Patient navigation interventions have been instrumental in the efforts to increase CRC screening test utilization among uninsured and minority populations. To date, the majority of PN interventions that use screening colonoscopy have reported colonoscopy procedure completion as their primary outcome. However, in order for patients to reap the full benefits of screening, colonoscopy examinations must meet bench-mark quality standards that have been linked to improved rates of early diagnosis and cancer prevention. In this study, uninsured FQHC patients who received patient navigation were observed to have intra-procedure quality indicators that exceeded the accepted standards for high-quality screening colonoscopy and were equivalent to those observed in an insured University Hospital-derived patient population.

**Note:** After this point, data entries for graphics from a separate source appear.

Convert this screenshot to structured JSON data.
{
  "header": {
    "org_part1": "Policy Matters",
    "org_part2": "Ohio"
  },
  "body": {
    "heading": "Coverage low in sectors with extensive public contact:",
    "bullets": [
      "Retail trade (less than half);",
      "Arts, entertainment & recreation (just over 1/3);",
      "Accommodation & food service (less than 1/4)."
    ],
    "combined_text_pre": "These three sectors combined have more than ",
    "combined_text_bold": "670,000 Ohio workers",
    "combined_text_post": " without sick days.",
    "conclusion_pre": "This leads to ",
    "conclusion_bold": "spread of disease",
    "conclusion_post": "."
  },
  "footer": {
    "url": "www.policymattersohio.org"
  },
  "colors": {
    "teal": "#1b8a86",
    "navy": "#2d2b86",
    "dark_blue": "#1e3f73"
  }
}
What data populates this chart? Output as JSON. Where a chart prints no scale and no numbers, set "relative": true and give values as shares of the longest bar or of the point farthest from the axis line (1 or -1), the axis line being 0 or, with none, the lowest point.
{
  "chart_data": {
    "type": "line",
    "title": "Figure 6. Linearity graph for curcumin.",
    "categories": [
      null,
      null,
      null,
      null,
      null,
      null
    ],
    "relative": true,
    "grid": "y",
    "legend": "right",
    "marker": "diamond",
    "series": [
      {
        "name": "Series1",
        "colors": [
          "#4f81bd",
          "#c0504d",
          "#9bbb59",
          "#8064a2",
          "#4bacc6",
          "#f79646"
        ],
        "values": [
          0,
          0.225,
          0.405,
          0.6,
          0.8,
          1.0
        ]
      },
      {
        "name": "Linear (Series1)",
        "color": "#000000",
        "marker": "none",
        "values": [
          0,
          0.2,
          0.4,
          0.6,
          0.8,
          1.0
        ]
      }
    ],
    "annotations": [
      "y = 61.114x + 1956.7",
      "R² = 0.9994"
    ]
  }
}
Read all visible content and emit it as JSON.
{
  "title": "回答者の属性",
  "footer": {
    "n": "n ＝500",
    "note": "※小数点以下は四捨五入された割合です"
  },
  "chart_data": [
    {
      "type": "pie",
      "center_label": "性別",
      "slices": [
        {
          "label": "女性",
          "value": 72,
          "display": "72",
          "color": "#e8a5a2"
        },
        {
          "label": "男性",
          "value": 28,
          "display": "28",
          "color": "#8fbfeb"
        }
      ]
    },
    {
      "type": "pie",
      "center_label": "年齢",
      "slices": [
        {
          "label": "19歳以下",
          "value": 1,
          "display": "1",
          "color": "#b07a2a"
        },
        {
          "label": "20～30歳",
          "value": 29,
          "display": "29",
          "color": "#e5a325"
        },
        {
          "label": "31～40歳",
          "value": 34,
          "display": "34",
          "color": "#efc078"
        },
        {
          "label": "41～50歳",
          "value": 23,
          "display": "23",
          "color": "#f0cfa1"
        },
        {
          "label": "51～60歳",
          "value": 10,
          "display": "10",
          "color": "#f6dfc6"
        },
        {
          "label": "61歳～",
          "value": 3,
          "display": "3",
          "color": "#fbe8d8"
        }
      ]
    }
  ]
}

These findings underscore the potential benefits of PN among minority and uninsured patients, as well as the need for the inclusion of intra-procedure colonoscopy quality indicators as outcome measures in studies utilizing screening colonoscopy.

Conflict of interest statement

Keith Naylor, Cassandra Fritz, and Karen Kim declare that they have no conflicts of interest. Dr. Blase Polite reports personal fees from Astra Zeneca, grants from Merck, personal fees from GLC Consulting, personal fees from Bayer/Onyx, outside the submitted work.

Compliance with ethical standards

Ethical approval: All procedures performed in studies involving human participants were in accordance with the ethical standards of the institutional and/or national research committee and with the 1964 Helsinki declaration and its later amendments or comparable ethical standards.